Create a speech-to-text API with OpenAI GPT4o-mini transcribe

Created by

Guillaume Duvernay

Last update

Last update 5 months ago

Description

This template provides a simple and powerful backend for adding speech-to-text capabilities to any application. It creates a dedicated webhook that receives an audio file, transcribes it using OpenAI's gpt-4o-mini model, and returns the clean text.

To help you get started immediately, you'll find a complete, ready-to-use HTML code example right inside the workflow in a sticky note. This code creates a functional recording interface you can use for testing or as a foundation for your own design.

Who is this for?

Developers: Quickly add a transcription feature to your application by calling this webhook from your existing frontend or backend code.
No-code/Low-code builders: Embed a functional audio recorder and transcription service into your projects by using the example code found inside the workflow.
API enthusiasts: A lean, practical example of how to use n8n to wrap a service like OpenAI into your own secure and scalable API endpoint.

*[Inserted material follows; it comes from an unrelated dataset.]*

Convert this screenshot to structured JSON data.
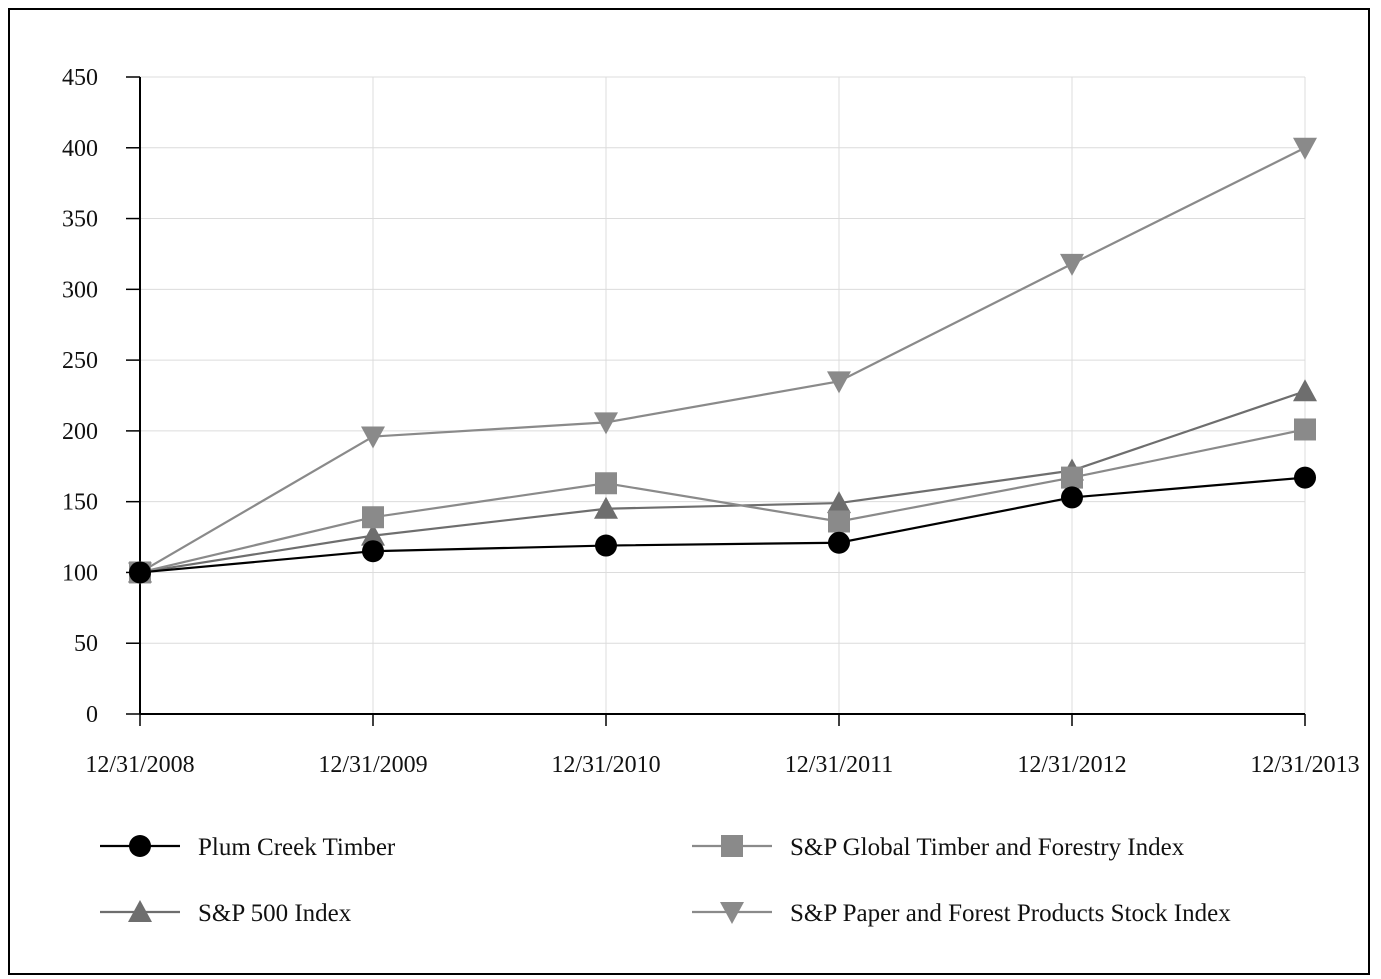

What problem does this solve?

Provides a ready-made API: Instantly gives you a secure webhook to handle audio file uploads and transcription processing without any server setup.
Decouples frontend from backend: Your application only needs to know about one simple webhook URL, allowing you to change the backend logic in n8n without touching your app's code.
Offers a clear implementation pattern: The included example code provides a working demonstration of how to send an audio file from a browser and handle the response—a pattern you can replicate in any framework.

How it works

This solution works by defining a clear API contract between your application (the client) and the n8n workflow (the backend).

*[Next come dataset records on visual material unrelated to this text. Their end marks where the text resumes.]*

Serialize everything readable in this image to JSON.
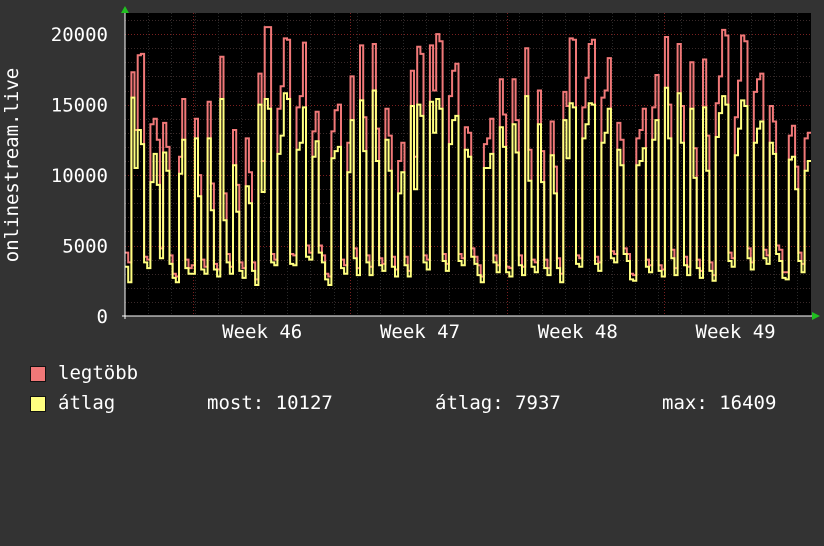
{
  "chart_data": {
    "type": "line",
    "ylabel": "onlinestream.live",
    "ylim": [
      0,
      21500
    ],
    "y_ticks": [
      "0",
      "5000",
      "10000",
      "15000",
      "20000"
    ],
    "x_ticks": [
      "Week 46",
      "Week 47",
      "Week 48",
      "Week 49"
    ],
    "grid": "on",
    "legend_placement": "bottom-left",
    "series": [
      {
        "name": "legtöbb",
        "color": "#f07878",
        "values": [
          4500,
          3800,
          17300,
          13200,
          18500,
          18600,
          4200,
          4000,
          13600,
          14000,
          12500,
          4800,
          13700,
          12000,
          4300,
          3000,
          2800,
          11300,
          15400,
          4000,
          3400,
          3600,
          14000,
          10000,
          4000,
          3500,
          15200,
          9400,
          3700,
          3300,
          18400,
          8700,
          4400,
          3500,
          13200,
          9300,
          3800,
          3400,
          12600,
          10200,
          3800,
          2600,
          17200,
          11000,
          20500,
          20500,
          4400,
          4000,
          14700,
          16300,
          19700,
          19600,
          4400,
          4300,
          14800,
          15600,
          19400,
          5000,
          4500,
          13100,
          14500,
          5000,
          4300,
          3000,
          2800,
          13100,
          14600,
          15000,
          4000,
          3600,
          12300,
          17000,
          4800,
          3400,
          19200,
          14100,
          4300,
          3500,
          19300,
          13300,
          4100,
          3700,
          14700,
          12800,
          4200,
          3300,
          11000,
          12300,
          4200,
          3200,
          17400,
          11300,
          19100,
          18600,
          4300,
          4000,
          19200,
          16000,
          20000,
          19500,
          4400,
          3700,
          15600,
          17400,
          17900,
          4400,
          4100,
          13400,
          13000,
          4800,
          4200,
          3600,
          2800,
          12200,
          12600,
          14000,
          4300,
          3600,
          16800,
          14300,
          3500,
          3400,
          16800,
          13900,
          4300,
          3500,
          19000,
          11800,
          4000,
          3800,
          16000,
          11700,
          4000,
          3400,
          13800,
          10600,
          4100,
          3000,
          15900,
          14900,
          19700,
          19600,
          4300,
          4100,
          14800,
          16900,
          19300,
          19600,
          4200,
          3800,
          15500,
          16000,
          18300,
          4600,
          4400,
          13700,
          12500,
          4800,
          4400,
          3000,
          2900,
          12600,
          13200,
          14700,
          4000,
          3600,
          14800,
          17100,
          3600,
          3300,
          19800,
          15000,
          4700,
          3400,
          19300,
          14900,
          4200,
          3500,
          18000,
          11900,
          4000,
          3200,
          18200,
          12800,
          3800,
          2900,
          15100,
          17000,
          20300,
          19900,
          4500,
          4100,
          14100,
          16700,
          19900,
          19500,
          4800,
          3800,
          15900,
          16800,
          17200,
          4700,
          4300,
          14900,
          13800,
          5000,
          4700,
          3100,
          3100,
          12800,
          13500,
          10600,
          4500,
          3700,
          12600,
          13000
        ]
      },
      {
        "name": "átlag",
        "color": "#ffff80",
        "values": [
          3500,
          2400,
          15500,
          10500,
          13200,
          12200,
          3800,
          3400,
          9500,
          11500,
          9300,
          4100,
          11600,
          10300,
          3700,
          2700,
          2400,
          10100,
          12500,
          3400,
          3000,
          3000,
          12600,
          8500,
          3300,
          3000,
          12600,
          7500,
          3300,
          2800,
          15400,
          6800,
          3800,
          3000,
          10700,
          7400,
          3200,
          2700,
          9200,
          8000,
          3200,
          2200,
          15000,
          8800,
          15400,
          14700,
          3800,
          3600,
          11500,
          12800,
          15800,
          15400,
          3700,
          3600,
          11800,
          12300,
          14800,
          4200,
          4000,
          11300,
          12400,
          4500,
          3800,
          2600,
          2200,
          11200,
          11700,
          12000,
          3400,
          3000,
          10200,
          13900,
          4100,
          2900,
          15300,
          11700,
          3800,
          2900,
          16000,
          11000,
          3600,
          3200,
          12500,
          10300,
          3500,
          2800,
          8700,
          10200,
          3600,
          2800,
          14900,
          9000,
          15000,
          14200,
          3800,
          3300,
          15200,
          13000,
          15400,
          14700,
          3900,
          3200,
          12200,
          13900,
          14200,
          3900,
          3600,
          11800,
          11300,
          4200,
          3700,
          2900,
          2400,
          10500,
          10500,
          11500,
          3800,
          3100,
          13400,
          12000,
          3100,
          2800,
          13600,
          11600,
          3600,
          2900,
          15600,
          9600,
          3500,
          3100,
          13600,
          9500,
          3400,
          2900,
          11400,
          8700,
          3400,
          2400,
          13900,
          11200,
          15100,
          14800,
          3700,
          3500,
          12600,
          13600,
          15100,
          15000,
          3700,
          3200,
          12300,
          13000,
          14700,
          4100,
          3800,
          11800,
          10700,
          4400,
          3900,
          2600,
          2500,
          10700,
          11000,
          11900,
          3500,
          3100,
          12500,
          13900,
          3200,
          2800,
          16200,
          12600,
          4100,
          2900,
          15800,
          12300,
          3600,
          2900,
          14700,
          9800,
          3400,
          2700,
          14800,
          10300,
          3200,
          2500,
          12700,
          14400,
          15600,
          15000,
          3900,
          3500,
          11400,
          13300,
          15300,
          14900,
          4100,
          3300,
          12300,
          13300,
          13800,
          4100,
          3700,
          12300,
          11500,
          4400,
          3900,
          2700,
          2600,
          11100,
          11300,
          9000,
          3900,
          3100,
          10300,
          11000
        ]
      }
    ],
    "stats": {
      "most_label": "most:",
      "most_value": "10127",
      "atlag_label": "átlag:",
      "atlag_value": "7937",
      "max_label": "max:",
      "max_value": "16409"
    }
  }
}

The client-side technique:
- Your application's interface records or selects an audio file.
- It then makes a POST request to the n8n webhook URL, sending the audio file as multipart/form-data.
- It waits for the response from the webhook, parses the JSON body, and extracts the value of the Transcript key. You can see this exact pattern in action in the example code provided in the workflow's sticky note.
The n8n workflow (backend):
- The Webhook node catches the incoming POST request and grabs the audio file.
- The HTTP Request node sends this file to the OpenAI API.
- The Set node isolates the transcript text from the API's response.
- The Respond to Webhook node sends a clean JSON object ({"Transcript": "your text here..."}) back to your application.

Setup

Configure the n8n workflow:
- In the Transcribe with OpenAI node, add your OpenAI API credentials.
- Activate the workflow to enable the endpoint.
- Click the "Copy" button on the Webhook node to get your unique Production Webhook URL.
Integrate with the frontend:
- Inside the workflow, find the sticky note labeled "Example Frontend Code Below". Copy the complete HTML from the note below it.
- ⚠️ Important: In the code you just copied, find the line const WEBHOOK_URL = 'YOUR WEBHOOK URL'; and replace the placeholder with the Production Webhook URL from n8n.
- Save the code as an HTML file and open it in your browser to test.

Taking it further

Save transcripts: Add an Airtable or Google Sheets node to log every transcript that comes through the workflow.
Error handling: Enhance the workflow to catch potential errors from the OpenAI API and respond with a clear error message.
Analyze the transcript: Add a Language Model node after the transcription step to summarize the text, classify its sentiment, or extract key entities before sending the response.